Bureau declassifies more than 300 pages detailing investigations into pop star

FBI files documenting death threats, extortion attempts, and child molestation accusations against Michael Jackson were released on Tuesday.

The bureau declassified more than 300 pages from its secret dossier on the singer following a Freedom of Information Act request from several news organizations.

Some of the information was procedural, and 346 pages were held back to protect sources, but there were several shocking revelations regarding the pop star’s notorious friendships with teenage boys.

The documents illustrate the FBI’s close involvement in probing charges of sexual abuse against the singer. According to the documents, the FBI assisted California law enforcement in their investigations of Jackson — once between 1993 and 1994 and again between 2004 and 2005 — for possible child molestation.

The files also mention an unnamed source who discusses a case against the singer, involving two Mexican boys that he purportedly molested in 1985 or 1987. The source said he was told the investigation allegedly was covered up because Jackson was to "receive an honor at the White House."

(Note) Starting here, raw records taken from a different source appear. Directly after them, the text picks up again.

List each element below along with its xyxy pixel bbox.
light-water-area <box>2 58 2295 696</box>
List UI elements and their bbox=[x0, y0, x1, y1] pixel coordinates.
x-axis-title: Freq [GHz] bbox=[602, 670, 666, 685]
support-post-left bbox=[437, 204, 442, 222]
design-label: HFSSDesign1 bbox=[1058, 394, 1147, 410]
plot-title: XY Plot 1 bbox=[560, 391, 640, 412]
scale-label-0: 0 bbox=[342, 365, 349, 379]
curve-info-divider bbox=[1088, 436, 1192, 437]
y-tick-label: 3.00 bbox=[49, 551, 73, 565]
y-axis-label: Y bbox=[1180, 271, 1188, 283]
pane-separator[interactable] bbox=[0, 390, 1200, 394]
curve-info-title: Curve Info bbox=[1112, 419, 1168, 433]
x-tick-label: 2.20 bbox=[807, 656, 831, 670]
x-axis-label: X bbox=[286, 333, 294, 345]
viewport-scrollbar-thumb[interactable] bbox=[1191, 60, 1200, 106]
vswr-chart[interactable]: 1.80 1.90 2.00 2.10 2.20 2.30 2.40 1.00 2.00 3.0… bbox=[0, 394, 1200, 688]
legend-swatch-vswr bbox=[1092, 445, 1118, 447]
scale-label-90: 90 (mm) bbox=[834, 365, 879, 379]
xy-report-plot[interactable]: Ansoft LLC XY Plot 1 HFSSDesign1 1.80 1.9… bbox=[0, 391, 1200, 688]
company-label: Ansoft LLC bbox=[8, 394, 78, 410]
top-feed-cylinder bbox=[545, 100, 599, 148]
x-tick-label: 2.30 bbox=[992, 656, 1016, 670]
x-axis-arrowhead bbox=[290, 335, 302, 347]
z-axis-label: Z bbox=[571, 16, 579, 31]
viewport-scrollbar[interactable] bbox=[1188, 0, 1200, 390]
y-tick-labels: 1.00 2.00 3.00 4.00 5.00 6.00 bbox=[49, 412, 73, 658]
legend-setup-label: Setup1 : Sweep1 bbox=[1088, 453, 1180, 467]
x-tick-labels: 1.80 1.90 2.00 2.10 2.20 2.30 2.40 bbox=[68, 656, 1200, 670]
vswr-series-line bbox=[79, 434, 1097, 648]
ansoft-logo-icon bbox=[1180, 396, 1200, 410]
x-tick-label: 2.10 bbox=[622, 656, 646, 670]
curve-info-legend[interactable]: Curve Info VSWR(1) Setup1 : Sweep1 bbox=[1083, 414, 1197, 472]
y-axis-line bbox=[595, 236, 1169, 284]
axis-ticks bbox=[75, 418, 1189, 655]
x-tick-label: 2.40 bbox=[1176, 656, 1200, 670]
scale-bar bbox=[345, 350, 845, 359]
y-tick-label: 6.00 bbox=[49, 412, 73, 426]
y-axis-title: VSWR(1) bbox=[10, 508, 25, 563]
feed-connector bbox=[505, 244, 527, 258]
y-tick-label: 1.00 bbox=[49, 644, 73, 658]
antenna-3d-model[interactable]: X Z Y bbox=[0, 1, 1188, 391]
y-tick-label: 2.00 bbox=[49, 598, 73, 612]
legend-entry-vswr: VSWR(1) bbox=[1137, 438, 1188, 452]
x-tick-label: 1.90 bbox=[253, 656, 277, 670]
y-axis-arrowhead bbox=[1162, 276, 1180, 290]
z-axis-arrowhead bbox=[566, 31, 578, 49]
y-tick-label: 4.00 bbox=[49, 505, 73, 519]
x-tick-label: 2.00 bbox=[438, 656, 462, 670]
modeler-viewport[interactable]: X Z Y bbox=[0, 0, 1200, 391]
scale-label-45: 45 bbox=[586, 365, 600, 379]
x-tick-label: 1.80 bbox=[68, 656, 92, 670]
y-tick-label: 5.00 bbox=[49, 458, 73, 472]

The specter of Jackson’s controversial relationships with young boys is the sinew that ties together the seven files, much of which are concerned with the minutiae of investigative work. Among the questionable behavior cited in the files, some of which has been reported before, was the concerns of a Canadian couple who were riding on a train with Jackson in 1992. They had a compartment next to the pop star and a 13-year-old boy he described as his "cousin."

"Jackson was very possessive of the boy at night," the couple told the bureau. They also said they "heard questionable noises through [the] wall."

Another file – regarding the first alleged child molestation case — details the LAPD’s plans to investigate the allegations against Jackson, stating that “two investigators from their task force would be traveling to Manila to interview two prior domestic employees of the Santa Barbara residence of Michael Jackson.”

“The United States Attorney’s position of not pursuing a federal investigation was expressed to the group,” a briefing reads.

The files contain information pertaining to the FBI’s aborted 2004 investigation of Jackson on child molestation charges. The bureau closed this investigation when the key witness “advised the agents that he had no interest in testifying against” Jackson and “would legally fight any attempt to do so” and "believed he had done his part." Some are speculating that the bureau was trying to revive the 1993 child molestation case involving Jordan Chandler, a California boy who was 13 at the time.

Another FBI file — with documents detailing a request by the U.S. Customs to review a videotape involved in a later child-molestation case — refers to a videotape labeled “Michael Jackson’s Neverland Favorites An All Boy Anthology.” Analysis of the tape was hindered by its poor quality. Handwritten notes cite the video’s "poor resolution, noise bars from mistracking throughout" and speculate that it "could be a copy of a copy of a copy."

Files spanning from January 15 to April 27, 2004, primarily concern a request by the Santa Barbara County Sheriff’s office to provide digital forensic analysis on 16 computers as well as DVDs and CDs seized from Jackson’s home. A "string search" of the materials turned up "nothing."

The bureau also investigated “threats made against Mr. Jackson and others by an individual who was later imprisoned for these crimes.”

One of the files contains letters sent to the FBI in 1992 by a man who threatened to kill George H.W. Bush, John Gotti and Jackson, if they didn’t pay him.

“I’ll commit mass murder at a Michael Jackson concert if necessary,” one letter reads.

(Other letters in the file include a bizarrely detailed pitch to Paramount Pictures for an Earth, Wind & Fire concert film and a rant about the 1992 Academy Awards broadcast.)

The subject, who is not identified, pled guilty and was sentenced to prison in 1993, according to the FBI.

Even though the singer was plagued by legal battles in his later years that drained his coffers and tarnished his reputation, the threat of violence continued. Files from March 1, 2003, to June 29, 2005, touch on security concerns at Jackson’s trial. The FBI expressed concern that a Jackson court appearance might present a "soft target" for terrrorism. The files mention that there was no evidence of any terrorism threats or threats on Jackson’s life, but a "known new black panther" was observed in the crowd during an appearance by Jackson.

The documents mention that it was believed that Jackson was switching his security for the 2004 court appearances from Nation of Islam bodyguards to a private L.A. security team staffed by former LAPD officers.